Une pré-série de 7 avions fut commandée presque un an après ce vol, et le premier avion vola à son tour le 15 Avril 1961. Dans l'intervalle, l'avion avait été baptisé "Orion". Les tests durèrent jusqu'à ce que, le 16 Juin 1962, le P3V-1 Orion soit déclaré apte au service dans l'US Navy.
Conception
Le P-3 est donc basé sur l'Electra, avec cependant de lourdes modifications. C'est un quadrimoteur équipé de turbopropulseurs, à aile basse cantilever, d'une trentaine de mètres d'envergure. Le fuselage fut notamment raccourci de 88 pouces (2,24 mètres), réduisant notablement le poids, l'espace cabine restant étant toujours largement suffisant pour installer les systèmes de lutte ASM (Anti-Sous-Marine). L'Orion garda, au niveau structure, les ailes, la dérive et le même type de fuselage ; les moteurs Allison T56-A-10W et une partie des systèmes de l'Electra furent aussi conservés.

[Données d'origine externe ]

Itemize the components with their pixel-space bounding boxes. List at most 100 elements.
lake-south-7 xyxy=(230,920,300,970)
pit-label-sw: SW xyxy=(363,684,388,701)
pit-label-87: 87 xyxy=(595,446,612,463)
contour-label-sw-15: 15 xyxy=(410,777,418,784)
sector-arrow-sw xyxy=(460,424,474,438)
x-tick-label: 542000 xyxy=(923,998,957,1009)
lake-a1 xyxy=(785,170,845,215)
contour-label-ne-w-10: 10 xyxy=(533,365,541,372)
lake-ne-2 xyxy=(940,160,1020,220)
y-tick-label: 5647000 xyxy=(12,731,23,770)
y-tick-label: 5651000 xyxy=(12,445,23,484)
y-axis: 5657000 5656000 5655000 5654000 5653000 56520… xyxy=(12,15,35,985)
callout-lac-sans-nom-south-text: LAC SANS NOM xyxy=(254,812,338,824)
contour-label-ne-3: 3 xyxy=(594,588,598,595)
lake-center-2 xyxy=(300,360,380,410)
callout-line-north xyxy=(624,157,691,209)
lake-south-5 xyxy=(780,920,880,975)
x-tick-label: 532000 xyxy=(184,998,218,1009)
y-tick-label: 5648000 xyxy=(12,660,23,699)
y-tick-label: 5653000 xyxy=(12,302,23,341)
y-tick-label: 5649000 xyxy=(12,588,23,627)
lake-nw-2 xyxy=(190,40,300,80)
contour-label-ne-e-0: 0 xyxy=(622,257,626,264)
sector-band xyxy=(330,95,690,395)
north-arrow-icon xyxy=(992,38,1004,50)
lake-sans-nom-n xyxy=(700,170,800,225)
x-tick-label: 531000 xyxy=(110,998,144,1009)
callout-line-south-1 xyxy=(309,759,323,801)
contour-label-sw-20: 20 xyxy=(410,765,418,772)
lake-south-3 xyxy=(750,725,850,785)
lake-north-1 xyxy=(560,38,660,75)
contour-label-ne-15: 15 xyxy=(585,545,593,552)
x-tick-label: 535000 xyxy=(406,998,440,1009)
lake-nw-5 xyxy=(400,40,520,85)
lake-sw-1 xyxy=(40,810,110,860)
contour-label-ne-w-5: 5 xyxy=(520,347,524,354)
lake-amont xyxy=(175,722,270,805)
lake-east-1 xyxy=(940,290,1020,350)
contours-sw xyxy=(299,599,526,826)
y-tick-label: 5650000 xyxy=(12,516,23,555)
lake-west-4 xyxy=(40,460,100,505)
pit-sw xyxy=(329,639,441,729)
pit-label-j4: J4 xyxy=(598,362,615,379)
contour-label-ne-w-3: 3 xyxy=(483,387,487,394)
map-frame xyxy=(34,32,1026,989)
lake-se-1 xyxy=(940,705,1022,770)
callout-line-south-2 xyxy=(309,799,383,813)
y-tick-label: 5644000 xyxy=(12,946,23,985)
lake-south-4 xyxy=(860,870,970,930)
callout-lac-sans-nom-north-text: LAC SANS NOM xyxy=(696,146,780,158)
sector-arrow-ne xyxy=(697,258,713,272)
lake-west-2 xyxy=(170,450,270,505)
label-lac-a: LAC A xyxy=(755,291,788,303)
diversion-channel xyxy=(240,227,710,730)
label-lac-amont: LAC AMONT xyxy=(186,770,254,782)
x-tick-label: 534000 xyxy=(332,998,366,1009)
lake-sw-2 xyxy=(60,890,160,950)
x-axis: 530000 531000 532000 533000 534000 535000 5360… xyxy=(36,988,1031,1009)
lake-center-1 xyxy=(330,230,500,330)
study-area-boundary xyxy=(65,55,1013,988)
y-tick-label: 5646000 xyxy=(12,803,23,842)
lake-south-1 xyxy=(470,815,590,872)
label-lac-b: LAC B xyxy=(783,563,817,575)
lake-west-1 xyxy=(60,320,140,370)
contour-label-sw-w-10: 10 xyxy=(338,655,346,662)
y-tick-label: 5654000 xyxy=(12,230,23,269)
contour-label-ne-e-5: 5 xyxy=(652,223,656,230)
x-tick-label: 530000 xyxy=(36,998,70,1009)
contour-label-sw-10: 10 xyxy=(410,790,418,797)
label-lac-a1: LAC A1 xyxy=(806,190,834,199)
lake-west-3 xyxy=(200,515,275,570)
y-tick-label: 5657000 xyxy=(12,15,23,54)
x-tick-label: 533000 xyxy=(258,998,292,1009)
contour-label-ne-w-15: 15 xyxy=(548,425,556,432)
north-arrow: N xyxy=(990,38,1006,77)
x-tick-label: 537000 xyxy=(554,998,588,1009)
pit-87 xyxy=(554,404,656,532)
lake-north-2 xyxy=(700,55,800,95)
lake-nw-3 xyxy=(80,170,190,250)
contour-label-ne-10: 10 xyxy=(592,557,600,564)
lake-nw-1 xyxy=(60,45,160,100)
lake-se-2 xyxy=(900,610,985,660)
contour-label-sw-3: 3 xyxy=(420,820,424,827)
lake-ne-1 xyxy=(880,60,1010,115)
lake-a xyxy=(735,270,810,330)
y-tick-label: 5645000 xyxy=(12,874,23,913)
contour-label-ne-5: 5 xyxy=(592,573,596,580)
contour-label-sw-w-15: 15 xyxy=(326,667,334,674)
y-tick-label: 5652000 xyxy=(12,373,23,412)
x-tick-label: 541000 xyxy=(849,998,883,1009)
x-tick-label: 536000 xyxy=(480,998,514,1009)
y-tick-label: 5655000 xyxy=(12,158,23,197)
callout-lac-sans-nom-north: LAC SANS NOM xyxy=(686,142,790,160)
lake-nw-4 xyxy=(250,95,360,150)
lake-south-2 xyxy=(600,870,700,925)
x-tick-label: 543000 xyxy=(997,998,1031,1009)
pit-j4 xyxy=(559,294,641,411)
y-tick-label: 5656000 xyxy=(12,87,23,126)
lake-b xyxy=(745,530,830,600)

Une soute à armements fut ajoutée, dans le fuselage avant, prenant tout l'espace entre le bord d'attaque de l'aile et le logement du train avant. Le cockpit fut modifié pour améliorer le champ de vision, et les hublots des passagers furent remplacés par quelques larges fenêtres d'observation bombées. Le MAD, très sensible, fut installé dans une poutre en matériaux composites, tout à l'arrière de l'avion. L'installation de cet équipement impliqua bien entendu des modifications dans la structure du fuselage arrière.

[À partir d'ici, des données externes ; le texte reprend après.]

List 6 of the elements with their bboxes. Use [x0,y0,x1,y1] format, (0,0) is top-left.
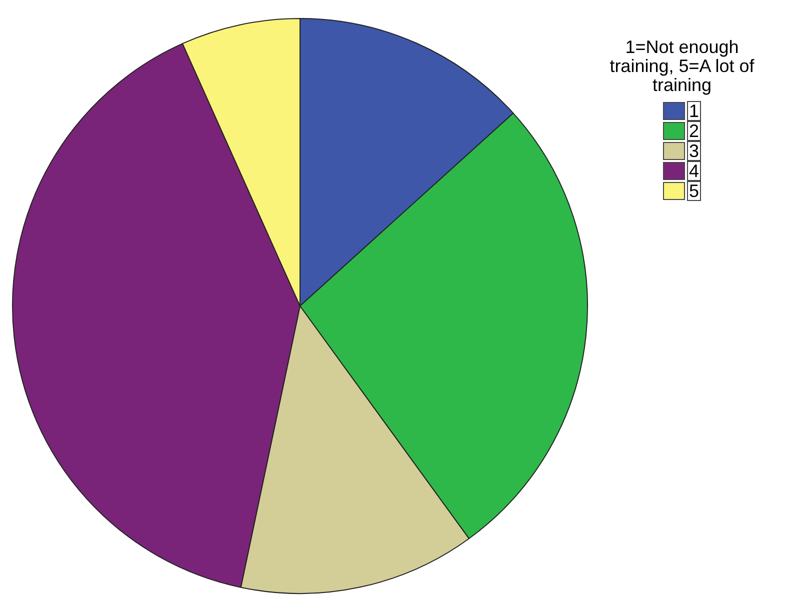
legend-title: 1=Not enough training, 5=A lot of training [608,37,756,95]
legend-label: 4 [686,161,701,181]
legend-label: 3 [686,141,701,161]
legend-label: 2 [686,121,701,141]
legend-label: 5 [686,181,701,201]
legend-label: 1 [686,101,701,121]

L'aile, un profil NACA modifié, a quelques 6° de dièdre, pour 3° de calage à la racine et 0.5° en bout d'aile. Les commandes de vol sont hydrauliques, les flaps utilisés des Lockheed-Fowler. La construction est principalement en alliages d'aluminium, avec train trycicle (doubles roues) rétractable hydrauliquement vers l'avant. Le système hydraulique, qui comporte trois pompes, gère aussi l'ouverture et la fermeture des portes de la soute à armement. Un réservoir de fuselage (au niveau des ailes) et quatre réservoirs dans les ailes donnent une contenance totale de quelques 9204 US gallons (34837 litres) de carburant JP-5. L'équipage classique comprend une dizaine d'hommes : pilote, copilote, mécanicien naviguant, navigateur/opérateur radio, un opérateur MAD, deux opérateurs pour les bouées, un technicien de vol, un homme chargé des emports, et un "coordinateur tactique".

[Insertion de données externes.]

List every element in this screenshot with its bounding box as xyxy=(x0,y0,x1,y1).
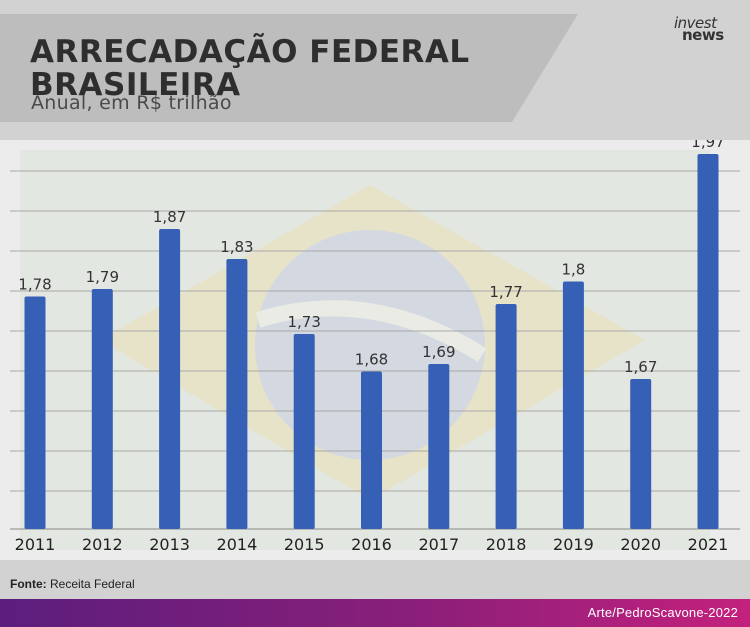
x-tick-2016: 2016 xyxy=(351,535,392,554)
x-tick-2017: 2017 xyxy=(418,535,459,554)
footer-bar: Arte/PedroScavone-2022 xyxy=(0,599,750,627)
bar-2019 xyxy=(562,281,584,529)
title-panel-shape xyxy=(0,14,578,122)
x-tick-2013: 2013 xyxy=(149,535,190,554)
value-label-2015: 1,73 xyxy=(287,313,320,331)
value-label-2020: 1,67 xyxy=(624,358,657,376)
bar-2016 xyxy=(361,371,382,529)
value-label-2011: 1,78 xyxy=(18,276,51,294)
bars xyxy=(24,154,719,529)
bar-2011 xyxy=(24,296,46,529)
bar-2014 xyxy=(226,259,248,529)
credit-text: Arte/PedroScavone-2022 xyxy=(587,605,738,620)
bar-2017 xyxy=(428,364,450,529)
value-label-2012: 1,79 xyxy=(86,268,119,286)
x-tick-labels: 2011 2012 2013 2014 2015 2016 2017 2018 2019 2020… xyxy=(15,535,729,554)
chart-subtitle: Anual, em R$ trilhão xyxy=(31,92,232,114)
x-tick-2012: 2012 xyxy=(82,535,123,554)
x-tick-2018: 2018 xyxy=(486,535,527,554)
source-note: Fonte: Receita Federal xyxy=(10,577,135,591)
header: ARRECADAÇÃO FEDERAL BRASILEIRA Anual, em… xyxy=(0,0,750,135)
chart-area: 1,78 1,79 1,87 1,83 1,73 1,68 1,69 1,77 1,8 1,67 1… xyxy=(0,140,750,560)
value-label-2016: 1,68 xyxy=(355,351,388,369)
bar-2015 xyxy=(293,334,315,529)
source-value: Receita Federal xyxy=(50,577,135,591)
value-label-2021: 1,97 xyxy=(691,140,724,151)
logo-text-news: news xyxy=(682,26,724,44)
flag-band xyxy=(255,300,487,362)
x-tick-2011: 2011 xyxy=(15,535,56,554)
bar-chart: 1,78 1,79 1,87 1,83 1,73 1,68 1,69 1,77 1,8 1,67 1… xyxy=(10,140,740,554)
bar-2020 xyxy=(630,379,652,529)
bar-2018 xyxy=(495,304,517,529)
value-label-2013: 1,87 xyxy=(153,208,186,226)
title-panel: ARRECADAÇÃO FEDERAL BRASILEIRA xyxy=(0,14,580,122)
x-tick-2019: 2019 xyxy=(553,535,594,554)
value-label-2018: 1,77 xyxy=(489,283,522,301)
value-labels: 1,78 1,79 1,87 1,83 1,73 1,68 1,69 1,77 1,8 1,67 1… xyxy=(18,140,724,376)
bar-2013 xyxy=(159,229,181,529)
bar-2021 xyxy=(697,154,719,529)
value-label-2014: 1,83 xyxy=(220,238,253,256)
chart-title: ARRECADAÇÃO FEDERAL BRASILEIRA xyxy=(30,34,470,103)
logo-text-invest: invest xyxy=(674,14,717,32)
value-label-2017: 1,69 xyxy=(422,343,455,361)
source-label: Fonte: xyxy=(10,577,47,591)
bar-2012 xyxy=(91,289,113,529)
x-tick-2020: 2020 xyxy=(620,535,661,554)
x-tick-2015: 2015 xyxy=(284,535,325,554)
value-label-2019: 1,8 xyxy=(561,261,585,279)
x-tick-2021: 2021 xyxy=(688,535,729,554)
investnews-logo: invest news xyxy=(674,14,736,44)
x-tick-2014: 2014 xyxy=(217,535,258,554)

Le système électrique comprend trois générateurs 60kVA, 400Hz AC, et pouvant alimenter les composants en 24V DC. Le dégivrage se fait électriquement sur la queue de l'appareil, par air chaud sur le bord d'attaque des ailes et électriquement sur les pales d'hélices.
Premières versions
A la suite du changement du système de désignation des avions, le PV3-1 fut renommé P-3A. 157 de ces avions furent construits, et deux améliorations majeures furent introduites petit à petit : ajout d'un APU (Auxiliary Power Unit) à l'équipement standard de l'appareil, et possibilité de posage de mines. Un nouveau système permettant de recevoir et d'analyser des signaux radio et radar fut ajouté, tandis que l'ASR-3 "sniffer", destiné à repérer les fumées d'échappements de sous-marins diesels, fut supprimé.
Une autre évolution fut le changement du système de traitement/affichage des données de bouées accoustiques (AN/AQA-3 et AN/AQA-4 vers AN/AQA-5). Le AN/AQ-5 était conçu spécialement pour le Orion, et la console associée était bien trop imposante pour rentrer dans le Neptune. Cependant, le AN/AQA-5 s'appuyait toujours sur des bouées non directionnelles, et il fallait en lancer trois paires de manière stratégique pour espérer obtenir la position d'un sous-marin.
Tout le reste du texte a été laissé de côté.